The case traces back to a 1989 SEC enforcement action against Bilzerian for massive securities-fraud violations tied to hostile takeovers in the 1980s. After a jury found him liable, the court in 2001 issued a permanent injunction barring him and his family from “commencing or causing the commencement of any legal proceedings” without first posting a multi-million-dollar bond or obtaining court approval. Bilzerian, now pushing a plan to raise funds through a crypto token sale and related DeFi platform, asked the court to lift or narrow that injunction so he could litigate related disputes in Florida and launch the token without triggering contempt.
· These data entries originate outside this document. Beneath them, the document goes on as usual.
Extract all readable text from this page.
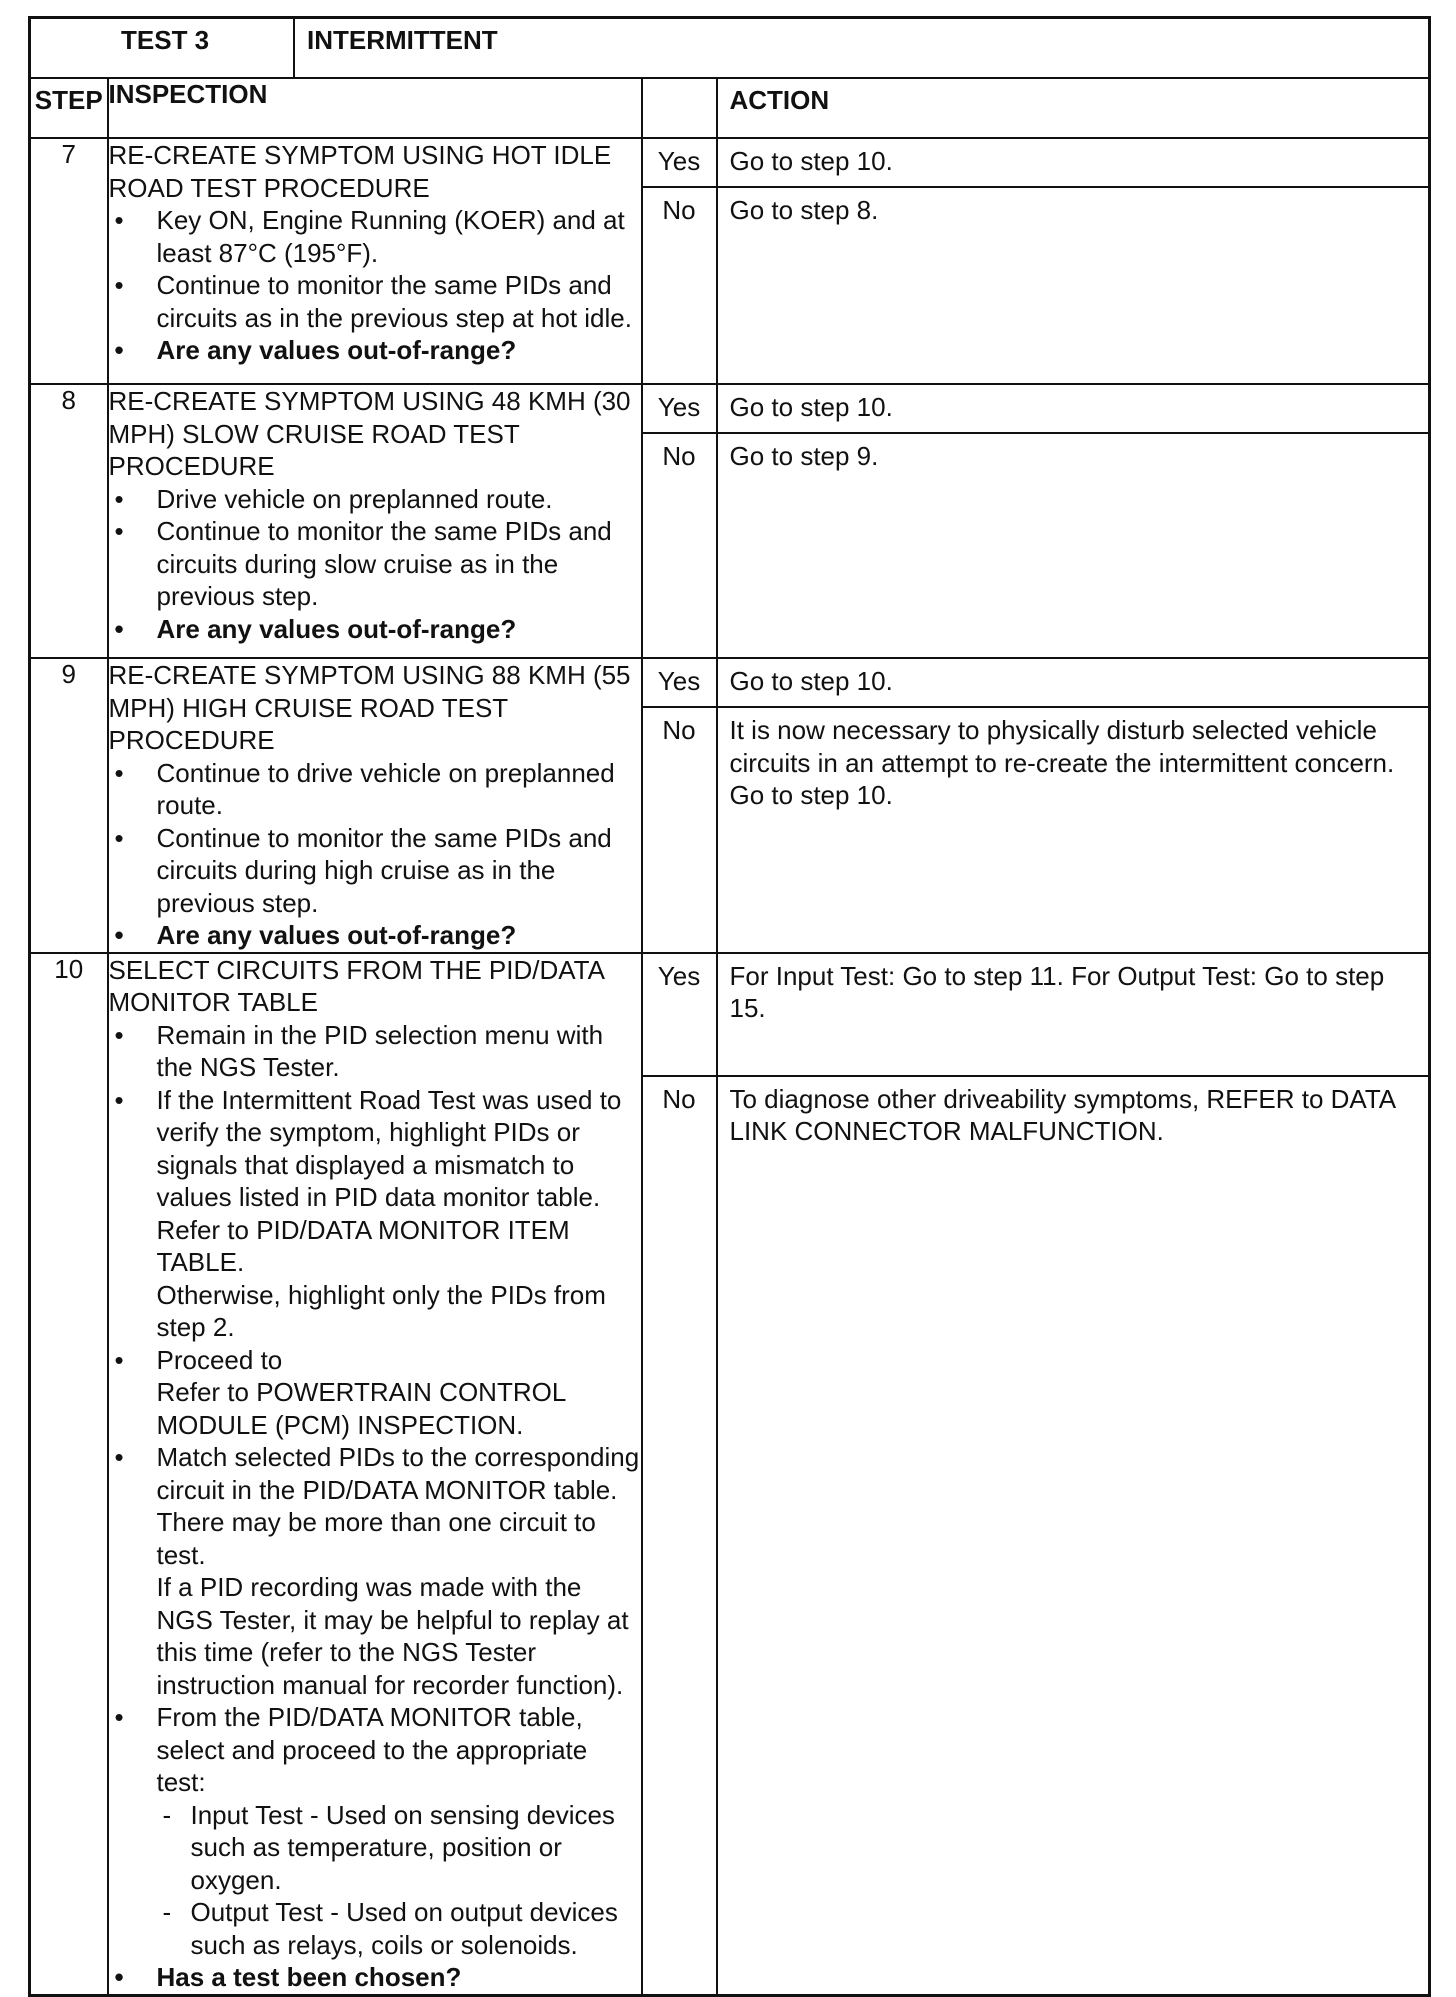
	TEST 3	INTERMITTENT

STEP	INSPECTION	
		ACTION

7	RE-CREATE SYMPTOM USING HOT IDLE ROAD TEST PROCEDURE
• Key ON, Engine Running (KOER) and at least 87°C (195°F).
• Continue to monitor the same PIDs and circuits as in the previous step at hot idle.
• Are any values out-of-range?

Yes	Go to step 10.
No	Go to step 8.

8	RE-CREATE SYMPTOM USING 48 KMH (30 MPH) SLOW CRUISE ROAD TEST PROCEDURE
• Drive vehicle on preplanned route.
• Continue to monitor the same PIDs and circuits during slow cruise as in the previous step.
• Are any values out-of-range?

Yes	Go to step 10.
No	Go to step 9.

9	RE-CREATE SYMPTOM USING 88 KMH (55 MPH) HIGH CRUISE ROAD TEST PROCEDURE
• Continue to drive vehicle on preplanned route.
• Continue to monitor the same PIDs and circuits during high cruise as in the previous step.
• Are any values out-of-range?

Yes	Go to step 10.
No	It is now necessary to physically disturb selected vehicle circuits in an attempt to re-create the intermittent concern. Go to step 10.

10	SELECT CIRCUITS FROM THE PID/DATA MONITOR TABLE
• Remain in the PID selection menu with the NGS Tester.
• If the Intermittent Road Test was used to verify the symptom, highlight PIDs or signals that displayed a mismatch to values listed in PID data monitor table.
Refer to PID/DATA MONITOR ITEM TABLE.
Otherwise, highlight only the PIDs from step 2.
• Proceed to
Refer to POWERTRAIN CONTROL MODULE (PCM) INSPECTION.
• Match selected PIDs to the corresponding circuit in the PID/DATA MONITOR table.
There may be more than one circuit to test.
If a PID recording was made with the NGS Tester, it may be helpful to replay at this time (refer to the NGS Tester instruction manual for recorder function).
• From the PID/DATA MONITOR table, select and proceed to the appropriate test:
- Input Test - Used on sensing devices such as temperature, position or oxygen.
- Output Test - Used on output devices such as relays, coils or solenoids.
• Has a test been chosen?

Yes	For Input Test: Go to step 11. For Output Test: Go to step 15.
No	To diagnose other driveability symptoms, REFER to DATA LINK CONNECTOR MALFUNCTION.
The SEC opposed, arguing any new venture would again put investors at risk under the same fraudulent pattern.
Judges rejected Bilzerian’s motion in full. The court held that the injunction’s plain language covers any litigation he “causes,” including suits nominally brought by his sons or controlled entities, and that launching a crypto offering would itself constitute a new securities offering subject to the same disclosure and anti-fraud rules he once flouted. Bilzerian and his family lose the chance to litigate without posting security; the SEC keeps its chokehold on his assets and reputation. Practically, the ruling freezes his proposed token project before it can reach exchanges or DeFi protocols.
In plain English, the court is saying once the SEC obtains a lifetime bar, that bar travels with the defendant into any new asset class—including crypto. The decision does not create new law on token classification, but it underscores that legacy fraud injunctions remain fully enforceable even when the underlying fraud happened before Bitcoin existed.
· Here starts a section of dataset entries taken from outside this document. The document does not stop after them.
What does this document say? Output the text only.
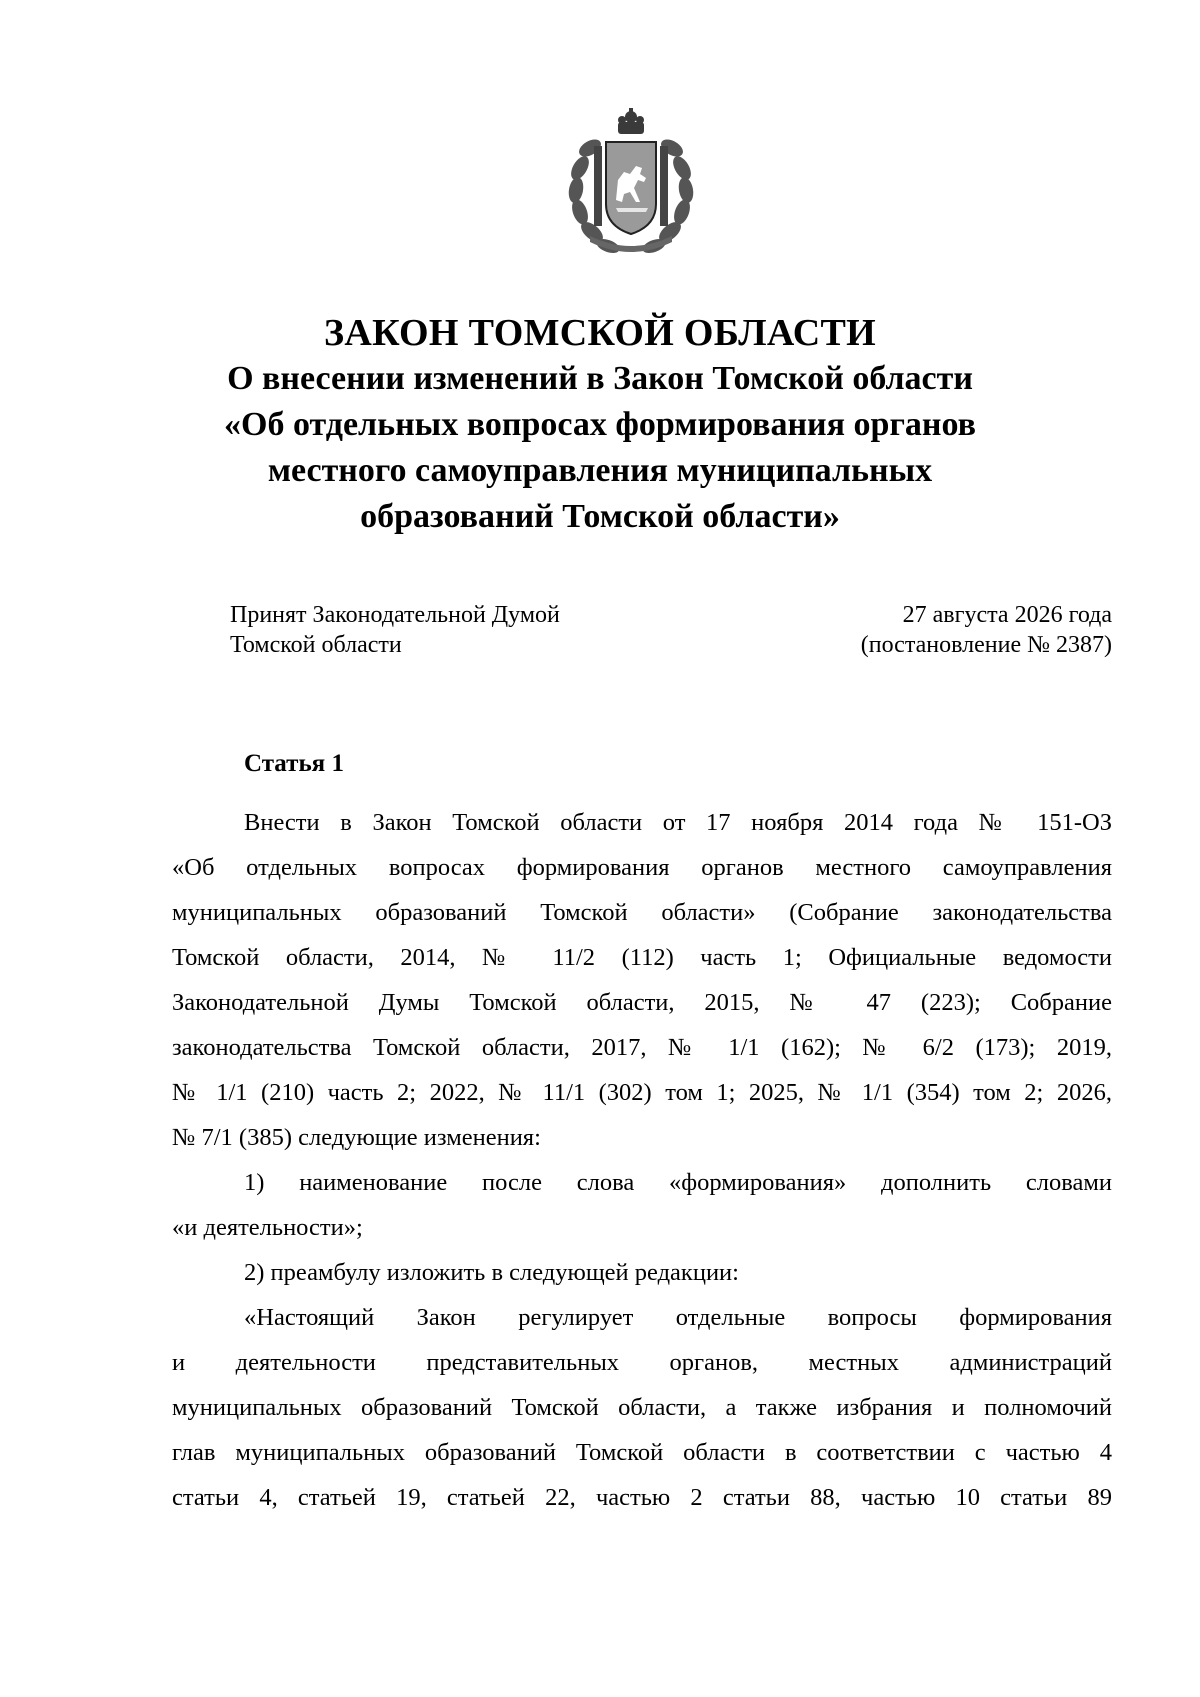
ЗАКОН ТОМСКОЙ ОБЛАСТИ
О внесении изменений в Закон Томской области
«Об отдельных вопросах формирования органов
местного самоуправления муниципальных
образований Томской области»
Принят Законодательной Думой
Томской области
27 августа 2026 года
(постановление № 2387)
Статья 1
Внести в Закон Томской области от 17 ноября 2014 года № 151-ОЗ
«Об отдельных вопросах формирования органов местного самоуправления
муниципальных образований Томской области» (Собрание законодательства
Томской области, 2014, № 11/2 (112) часть 1; Официальные ведомости
Законодательной Думы Томской области, 2015, № 47 (223); Собрание
законодательства Томской области, 2017, № 1/1 (162); № 6/2 (173); 2019,
№ 1/1 (210) часть 2; 2022, № 11/1 (302) том 1; 2025, № 1/1 (354) том 2; 2026,
№ 7/1 (385) следующие изменения:
1) наименование после слова «формирования» дополнить словами
«и деятельности»;
2) преамбулу изложить в следующей редакции:
«Настоящий Закон регулирует отдельные вопросы формирования
и деятельности представительных органов, местных администраций
муниципальных образований Томской области, а также избрания и полномочий
глав муниципальных образований Томской области в соответствии с частью 4
статьи 4, статьей 19, статьей 22, частью 2 статьи 88, частью 10 статьи 89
For markets, the ruling hands the SEC another precedent to wield against recidivists eyeing crypto launches, raising the compliance cost for anyone with a checkered enforcement history. It does little to expand or contract the agency’s authority over decentralized protocols themselves, yet it chills exchange listings and liquidity for tokens linked to enjoined promoters. Traders may now price “Bilzerian risk” into any project whose backers carry old judgments, effectively creating an informal tainted-promoter discount.
The message is simple: old securities bars still bite in the age of digital assets.